The propane situation grows more dire by the day for Minnesota LP users. The StarTribune reported earlier this month that 230,000 farms and homes will be impacted by the loss of a pipeline through that state that carries 40% of Minnesota's propane supply.
A grower brought this to my attention at this week's Profit Briefing seminar in Mankato, Minnesota and I am glad he did. Kinder Morgan, which operates the 1,900 mile Cochin pipeline will make adjustments to over 1,500 valves and pumps on the line and will begin transporting dilutant to Canadian tar sands operations.
The dilutant is used to dilute crude oil so it runs more smoothly through pipelines. Kinder Morgan received a presidential permit on November 19th for the project and expects to permanently end LP shipments via Cochin after March 2014.
Local propane purveyors are already purchasing rail cars and trucks to make up for the lost transport capacity, and officials are suggesting farmers increase their storage capacity as deliveries may be problematic in times of high demand.
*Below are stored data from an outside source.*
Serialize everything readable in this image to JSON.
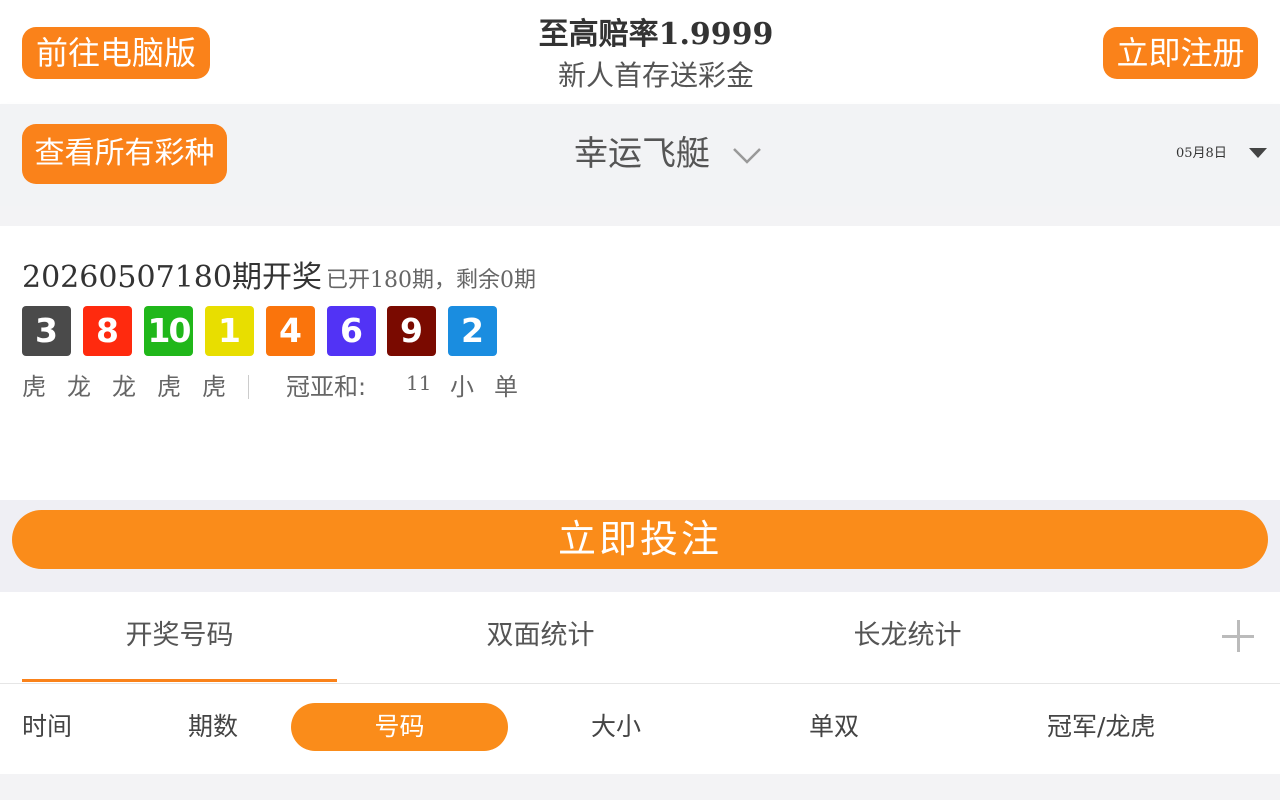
{
  "header": {
    "pc_button": "前往电脑版",
    "title": "至高赔率1.9999",
    "subtitle": "新人首存送彩金",
    "register_button": "立即注册"
  },
  "subbar": {
    "all_lotteries_button": "查看所有彩种",
    "lottery_name": "幸运飞艇",
    "date": "05月8日"
  },
  "result": {
    "issue_number": "20260507180",
    "issue_label": "期开奖",
    "summary": "已开180期，剩余0期",
    "balls": [
      {
        "number": "3",
        "color": "#4a4a4a"
      },
      {
        "number": "8",
        "color": "#ff2a0e"
      },
      {
        "number": "10",
        "color": "#20b71a"
      },
      {
        "number": "1",
        "color": "#e8de00"
      },
      {
        "number": "4",
        "color": "#fa740c"
      },
      {
        "number": "6",
        "color": "#5233f5"
      },
      {
        "number": "9",
        "color": "#7a0a00"
      },
      {
        "number": "2",
        "color": "#1a8de0"
      }
    ],
    "dragon_tiger": [
      "虎",
      "龙",
      "龙",
      "虎",
      "虎"
    ],
    "sum_label": "冠亚和:",
    "sum_value": "11",
    "size": "小",
    "parity": "单"
  },
  "bet_button": "立即投注",
  "tabs": [
    "开奖号码",
    "双面统计",
    "长龙统计"
  ],
  "filters": [
    "时间",
    "期数",
    "号码",
    "大小",
    "单双",
    "冠军/龙虎"
  ],
  "colors": {
    "accent": "#fa821a",
    "bet": "#fa8c1a"
  }
}
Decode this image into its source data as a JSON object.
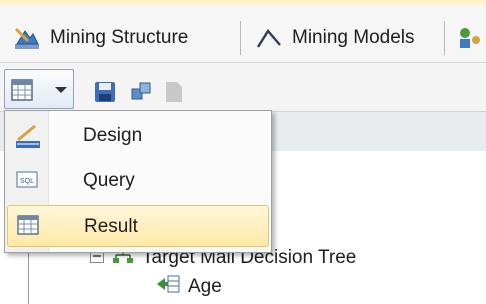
{
  "tabs": [
    {
      "label": "Mining Structure",
      "icon": "mining-structure-icon"
    },
    {
      "label": "Mining Models",
      "icon": "mining-models-icon"
    },
    {
      "label": "",
      "icon": "mining-model-viewer-icon"
    }
  ],
  "toolbar": {
    "view_button_icon": "result-grid-icon",
    "icons": [
      "save-icon",
      "run-query-icon",
      "disabled-document-icon"
    ]
  },
  "view_menu": {
    "items": [
      {
        "label": "Design",
        "icon": "design-icon",
        "selected": false
      },
      {
        "label": "Query",
        "icon": "sql-query-icon",
        "selected": false
      },
      {
        "label": "Result",
        "icon": "result-grid-icon",
        "selected": true
      }
    ]
  },
  "tree": {
    "root": {
      "label": "Target Mail Decision Tree",
      "icon": "decision-tree-icon"
    },
    "children": [
      {
        "label": "Age",
        "icon": "column-icon"
      }
    ]
  },
  "colors": {
    "menu_highlight": "#ffe9a6",
    "menu_highlight_border": "#e6c36a",
    "view_button_border": "#8aa2c4",
    "top_strip": "#fff4c9"
  }
}
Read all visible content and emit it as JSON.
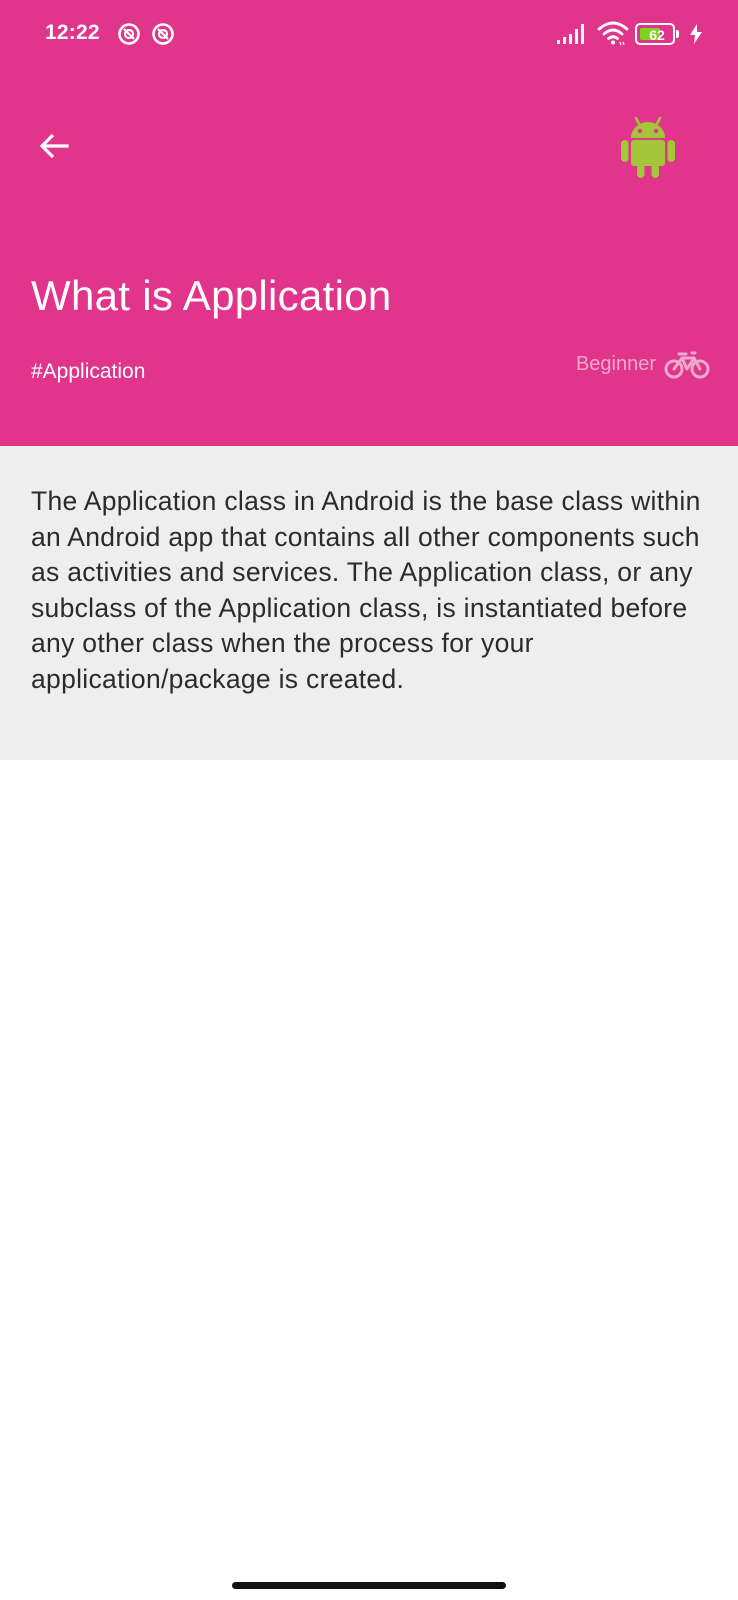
{
  "status_bar": {
    "time": "12:22",
    "battery_level": "62",
    "icons": [
      "notification-icon",
      "notification-icon",
      "signal-icon",
      "wifi-icon",
      "battery-icon",
      "charging-bolt-icon"
    ]
  },
  "app_bar": {
    "back_icon": "arrow-back-icon",
    "brand_icon": "android-icon"
  },
  "header": {
    "title": "What is Application",
    "tag": "#Application",
    "level": "Beginner",
    "level_icon": "bicycle-icon"
  },
  "content": {
    "description": "The Application class in Android is the base class within an Android app that contains all other components such as activities and services. The Application class, or any subclass of the Application class, is instantiated before any other class when the process for your application/package is created."
  },
  "colors": {
    "header_background": "#e0358b",
    "content_background": "#eeeeee",
    "android_green": "#a4c639",
    "level_text": "#f0a8cd",
    "battery_fill": "#7ed321"
  }
}
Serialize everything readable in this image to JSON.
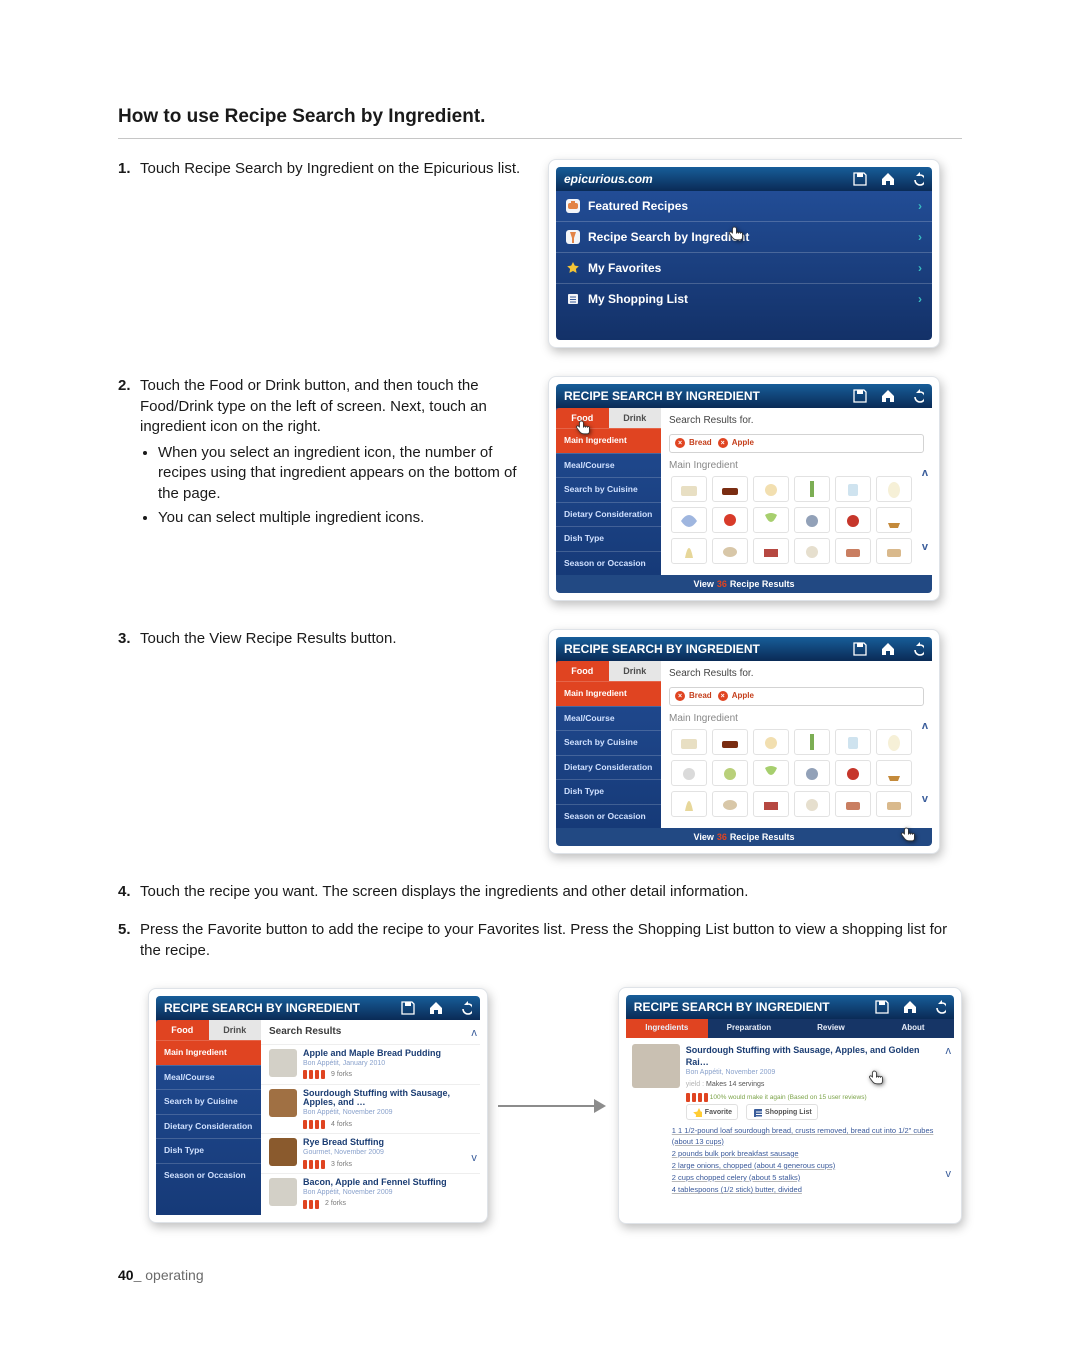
{
  "page": {
    "title": "How to use Recipe Search by Ingredient.",
    "footer_number": "40_",
    "footer_label": " operating"
  },
  "steps": {
    "s1": {
      "num": "1.",
      "text": "Touch Recipe Search by Ingredient on the Epicurious list."
    },
    "s2": {
      "num": "2.",
      "text": "Touch the Food or Drink button, and then touch the Food/Drink type on the left of screen. Next, touch an ingredient icon on the right.",
      "b1": "When you select an ingredient icon, the number of recipes using that ingredient appears on the bottom of the page.",
      "b2": "You can select multiple ingredient icons."
    },
    "s3": {
      "num": "3.",
      "text": "Touch the View Recipe Results button."
    },
    "s4": {
      "num": "4.",
      "text": "Touch the recipe you want. The screen displays the ingredients and other detail information."
    },
    "s5": {
      "num": "5.",
      "text": "Press the Favorite button to add the recipe to your Favorites list. Press the Shopping List button to view a shopping list for the recipe."
    }
  },
  "colors": {
    "orange": "#e04421",
    "blue": "#1f3d74",
    "cyan": "#39bbc1",
    "gold": "#c9a500"
  },
  "icons": {
    "save": "save-icon",
    "home": "home-icon",
    "back": "back-icon",
    "pot": "pot-icon",
    "glass": "glass-icon",
    "star": "star-icon",
    "listpad": "list-icon",
    "hand": "hand-pointer-icon",
    "scroll-up": "chevron-up-icon",
    "scroll-down": "chevron-down-icon",
    "favorite-btn": "star-icon",
    "shopping-btn": "shopping-list-icon",
    "arrow": "arrow-right-icon",
    "close-chip": "close-icon",
    "fork": "fork-icon"
  },
  "epi_home": {
    "title": "epicurious.com",
    "items": [
      {
        "icon": "pot",
        "label": "Featured Recipes"
      },
      {
        "icon": "glass",
        "label": "Recipe Search by Ingredient"
      },
      {
        "icon": "star",
        "label": "My Favorites"
      },
      {
        "icon": "listpad",
        "label": "My Shopping List"
      }
    ]
  },
  "rs_common": {
    "top_title": "RECIPE SEARCH BY INGREDIENT",
    "tabs": {
      "food": "Food",
      "drink": "Drink"
    },
    "search_for": "Search Results for.",
    "chips": [
      "Bread",
      "Apple"
    ],
    "sub_label": "Main Ingredient",
    "sidebar": [
      "Main Ingredient",
      "Meal/Course",
      "Search by Cuisine",
      "Dietary Consideration",
      "Dish Type",
      "Season or Occasion"
    ],
    "footer_prefix": "View ",
    "footer_count": "36",
    "footer_suffix": " Recipe Results"
  },
  "results": {
    "top_title": "RECIPE SEARCH BY INGREDIENT",
    "header": "Search Results",
    "items": [
      {
        "t": "Apple and Maple Bread Pudding",
        "src": "Bon Appétit, January 2010",
        "forks": 4,
        "votes": "9 forks"
      },
      {
        "t": "Sourdough Stuffing with Sausage, Apples, and …",
        "src": "Bon Appétit, November 2009",
        "forks": 4,
        "votes": "4 forks"
      },
      {
        "t": "Rye Bread Stuffing",
        "src": "Gourmet, November 2009",
        "forks": 4,
        "votes": "3 forks"
      },
      {
        "t": "Bacon, Apple and Fennel Stuffing",
        "src": "Bon Appétit, November 2009",
        "forks": 3,
        "votes": "2 forks"
      }
    ]
  },
  "detail": {
    "top_title": "RECIPE SEARCH BY INGREDIENT",
    "tabs": [
      "Ingredients",
      "Preparation",
      "Review",
      "About"
    ],
    "active_tab": 0,
    "title": "Sourdough Stuffing with Sausage, Apples, and Golden Rai…",
    "source": "Bon Appétit, November 2009",
    "yield_label": "yield : ",
    "yield_value": "Makes 14 servings",
    "again": "100% would make it again  (Based on 15 user reviews)",
    "btn_fav": "Favorite",
    "btn_shop": "Shopping List",
    "ingredients": [
      "1 1 1/2-pound loaf sourdough bread, crusts removed, bread cut into 1/2\" cubes (about 13 cups)",
      "2 pounds bulk pork breakfast sausage",
      "2 large onions, chopped (about 4 generous cups)",
      "2 cups chopped celery (about 5 stalks)",
      "4 tablespoons (1/2 stick) butter, divided"
    ]
  }
}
Drew Combs, CHS vice president for propane, said farmers and homeowners who need frequent fuel deliveries may need to think about adding storage. “If you go through one tank every week, maybe you ought to think about getting a larger tank for your home,” he said, according to the StarTribune.
Propane imports from Canada have fallen over the past few years as the United States has become self-sufficient in propane. Declining sendouts from Canada have had the pipeline running at 22% of capacity and the reversal and conversion are an effort to better utilize the infrastructure.
But Minnesota propane users should expect higher LP prices as a greater focus is placed on ground transport -- rail and truck.
“There is no propane shortage,” said Jason Doyle, president of Alliance Energy Services, based in North Kansas City, Mo., and operator of 75 propane terminals in North America. “We always have plenty of propane, but it is not always in the right places,” according to the StarTribune.
Officials also note that we could see a repeat of this year's delivery crisis if demand for LP is high for agricultural use in fall 2014, as it was over the last few months. Current LP pricing reported to the Inputs Monitor averages $1.96 in Minnesota. That is 19 cents above the regional average. In 2012 and 2013, LP prices bottomed in July. We will look for opportunities to book LP in Minnesota and elsewhere along the way, but it could be a long while before pricing drops into our go-zone.